The Delta Reform Act encoded into state law that “[t]he longstanding constitutional principle of reasonable use and the public trust doctrine shall be the foundation of state water management policy and are particularly important and applicable to the Delta.” (Water Code section 85023.)

In my experience working with environmental, fishing, tribal, and Delta stakeholders, they have had to fight way too hard to have the public trust even considered in agency processes. And they shouldn’t be having to fight so hard. They shouldn’t be marginalized. Agency processes need to include them. They need to be at the table, and if their viewpoint is that the public trust isn’t being respected, it needs to be listened to.

A true “peace” agreement on operations of the State Water Project and Central Valley Project would be based on principles of fairness, balance and equity. The MOU fundamentally fails in this respect.

Further reading

Des Jardins, D. 2022. On the framework of power in California water – comments to the Delta Stewardship Council. California Water Research blog. March 20, 2022.
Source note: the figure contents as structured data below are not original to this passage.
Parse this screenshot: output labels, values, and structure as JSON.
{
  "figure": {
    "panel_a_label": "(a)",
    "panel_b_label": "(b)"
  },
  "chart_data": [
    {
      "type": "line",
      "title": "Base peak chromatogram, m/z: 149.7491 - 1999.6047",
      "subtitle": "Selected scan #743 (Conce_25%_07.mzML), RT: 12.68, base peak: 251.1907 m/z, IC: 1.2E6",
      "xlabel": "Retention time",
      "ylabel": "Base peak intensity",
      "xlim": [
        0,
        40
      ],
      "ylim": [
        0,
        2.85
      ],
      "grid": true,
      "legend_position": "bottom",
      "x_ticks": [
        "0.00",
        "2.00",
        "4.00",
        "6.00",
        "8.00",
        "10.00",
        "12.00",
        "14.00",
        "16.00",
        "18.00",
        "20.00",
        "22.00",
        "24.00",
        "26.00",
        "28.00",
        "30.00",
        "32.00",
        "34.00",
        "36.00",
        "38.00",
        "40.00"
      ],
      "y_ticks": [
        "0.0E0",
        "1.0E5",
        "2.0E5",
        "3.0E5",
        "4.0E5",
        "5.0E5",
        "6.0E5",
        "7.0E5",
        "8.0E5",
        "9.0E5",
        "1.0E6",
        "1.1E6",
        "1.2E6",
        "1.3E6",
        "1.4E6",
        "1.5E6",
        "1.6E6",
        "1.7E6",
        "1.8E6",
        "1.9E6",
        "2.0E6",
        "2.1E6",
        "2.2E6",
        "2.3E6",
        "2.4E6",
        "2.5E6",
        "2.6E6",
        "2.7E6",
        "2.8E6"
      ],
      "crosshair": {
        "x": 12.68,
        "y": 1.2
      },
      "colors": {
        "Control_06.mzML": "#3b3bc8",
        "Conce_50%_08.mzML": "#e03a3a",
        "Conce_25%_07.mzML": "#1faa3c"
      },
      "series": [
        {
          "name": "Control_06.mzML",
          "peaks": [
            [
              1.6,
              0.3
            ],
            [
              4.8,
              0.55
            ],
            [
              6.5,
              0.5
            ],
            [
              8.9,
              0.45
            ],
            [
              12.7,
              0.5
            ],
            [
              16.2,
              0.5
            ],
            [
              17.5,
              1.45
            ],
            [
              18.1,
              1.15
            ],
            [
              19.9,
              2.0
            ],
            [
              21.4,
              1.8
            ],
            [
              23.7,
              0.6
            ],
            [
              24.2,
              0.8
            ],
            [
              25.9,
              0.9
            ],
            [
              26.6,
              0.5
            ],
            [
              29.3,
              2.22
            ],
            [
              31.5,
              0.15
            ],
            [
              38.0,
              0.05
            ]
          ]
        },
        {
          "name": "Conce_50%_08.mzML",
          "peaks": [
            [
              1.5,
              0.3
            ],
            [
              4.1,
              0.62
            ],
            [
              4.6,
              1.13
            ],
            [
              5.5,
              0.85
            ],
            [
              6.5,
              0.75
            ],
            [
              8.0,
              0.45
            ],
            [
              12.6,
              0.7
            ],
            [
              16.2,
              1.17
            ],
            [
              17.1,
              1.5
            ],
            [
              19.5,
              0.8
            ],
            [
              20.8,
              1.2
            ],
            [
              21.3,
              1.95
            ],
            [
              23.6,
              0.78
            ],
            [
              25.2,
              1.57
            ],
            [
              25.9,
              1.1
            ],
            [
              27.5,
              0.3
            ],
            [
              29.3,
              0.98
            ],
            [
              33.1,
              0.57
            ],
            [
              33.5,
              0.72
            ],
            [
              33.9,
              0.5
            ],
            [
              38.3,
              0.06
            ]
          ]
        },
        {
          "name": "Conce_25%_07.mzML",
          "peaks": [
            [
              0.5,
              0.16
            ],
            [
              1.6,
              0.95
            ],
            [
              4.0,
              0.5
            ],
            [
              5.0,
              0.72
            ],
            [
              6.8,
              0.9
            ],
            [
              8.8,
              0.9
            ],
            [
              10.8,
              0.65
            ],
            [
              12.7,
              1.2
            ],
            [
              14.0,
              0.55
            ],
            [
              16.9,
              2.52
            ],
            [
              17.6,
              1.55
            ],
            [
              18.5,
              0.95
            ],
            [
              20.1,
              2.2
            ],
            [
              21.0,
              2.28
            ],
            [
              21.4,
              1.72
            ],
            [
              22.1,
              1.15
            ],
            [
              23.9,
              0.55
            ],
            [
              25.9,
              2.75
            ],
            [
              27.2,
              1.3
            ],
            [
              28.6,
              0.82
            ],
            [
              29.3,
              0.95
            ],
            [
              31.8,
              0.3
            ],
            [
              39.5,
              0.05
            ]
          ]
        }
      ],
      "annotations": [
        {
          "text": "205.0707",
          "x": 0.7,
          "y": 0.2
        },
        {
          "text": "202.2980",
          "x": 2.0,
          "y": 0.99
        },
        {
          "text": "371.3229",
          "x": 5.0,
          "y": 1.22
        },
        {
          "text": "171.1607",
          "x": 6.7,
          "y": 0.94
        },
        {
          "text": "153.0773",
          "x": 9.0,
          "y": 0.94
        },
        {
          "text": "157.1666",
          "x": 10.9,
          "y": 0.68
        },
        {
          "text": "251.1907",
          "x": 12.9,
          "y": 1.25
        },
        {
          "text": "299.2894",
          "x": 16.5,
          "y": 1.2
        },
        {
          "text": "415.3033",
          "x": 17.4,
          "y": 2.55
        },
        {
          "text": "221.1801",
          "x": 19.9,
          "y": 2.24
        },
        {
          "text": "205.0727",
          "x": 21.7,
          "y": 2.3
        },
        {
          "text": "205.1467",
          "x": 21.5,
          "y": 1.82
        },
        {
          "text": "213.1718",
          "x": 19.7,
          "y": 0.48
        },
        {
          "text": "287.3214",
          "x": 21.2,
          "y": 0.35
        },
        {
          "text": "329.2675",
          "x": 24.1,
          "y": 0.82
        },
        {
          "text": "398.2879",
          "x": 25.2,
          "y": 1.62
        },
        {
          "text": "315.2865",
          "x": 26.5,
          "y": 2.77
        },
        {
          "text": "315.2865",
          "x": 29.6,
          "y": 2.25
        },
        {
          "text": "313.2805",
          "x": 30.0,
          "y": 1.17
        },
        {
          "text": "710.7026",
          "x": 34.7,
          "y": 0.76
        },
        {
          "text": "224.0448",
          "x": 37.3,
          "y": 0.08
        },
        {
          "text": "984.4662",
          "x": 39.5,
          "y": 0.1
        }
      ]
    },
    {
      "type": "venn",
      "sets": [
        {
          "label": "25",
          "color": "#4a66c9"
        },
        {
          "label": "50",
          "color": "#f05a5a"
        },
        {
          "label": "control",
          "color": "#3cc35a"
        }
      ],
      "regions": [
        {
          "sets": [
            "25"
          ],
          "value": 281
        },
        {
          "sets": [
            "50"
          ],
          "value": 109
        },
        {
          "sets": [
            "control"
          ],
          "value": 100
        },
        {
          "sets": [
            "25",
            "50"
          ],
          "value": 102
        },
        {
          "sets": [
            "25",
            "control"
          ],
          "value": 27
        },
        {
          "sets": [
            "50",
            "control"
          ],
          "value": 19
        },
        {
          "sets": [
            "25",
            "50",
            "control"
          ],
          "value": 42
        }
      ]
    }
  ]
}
Des Jardins, D. 2019a. Voluntary Agreements on Delta flows have no real backstop. California Water Research blog. September 30, 2019.

Des Jardins, D. 2019b. The fate of the last Voluntary Agreements to restore the Bay-Delta. California Water Research blog. September 23, 2019.

California Natural Resources Agency. State, Federal Agencies Announce Agreement with Local Water Suppliers to Improve the Health of Rivers and Landscapes: MOU a Key Step in Years-Long Effort to Help Recover Salmon While Protecting Water Reliability. Maven’s Notebook, press release. March 29, 2022.

Le Heron E., Logie, J., Allen, W., Le Heron, R., Blackett, P., Davies, K.,  Greenaway, A., Glavovic, B., Hikuroa, B. 2019. Diversity, contestation, participation in Aotearoa New Zealand‘s multi-use/user marine spaces.  Marine Policy 106.

Pierson, R. 1994. The Epistemic Authority of Expertise. PSA: Proceedings of the Biennial Meeting of the Philosophy of Science Association. 1:398–405.

Sabalow, R., Kasler, D. 2022. Gov. Newsom outlines a peace agreement on California water. Will the fighting finally end? Sacramento Bee, March 30, 2022.

Ziauddeen, H. 2020. Power and discrimination: how power operates in societies & systems across the hierarchies of caste, gender, sexuality, ableness and class. Twitter thread synthesizing writings of Kate Manne, Ijeoma Oluo, Angela Saini, and Isabel Wilkerson. October 21, 2020.

One thought on “Voluntary Agreement framework consolidates power and inequities in California water

  1. Assuming these “voluntary agrerments” may have some adverse effect on salmon, navigable waters or fishable waters on state-owned land or formerly state-owned land transferred after 1910, then it seems they may adversely affect a public trust intetest, and so prior to the decision being made the california public agencies involved must consider the effect of entering into the agreement on these public trust interests; and avoid adversely affect those interests so far as feasible to the extent feasible. Further provide this consideration in a public coherent process facilitating public participation. The continued absence of transparency, is worrisome – particularly for those of us who lived in the flood shadow of Oroville Dam in February 2017. As I temember, we were promised transparency after that, and did not get it.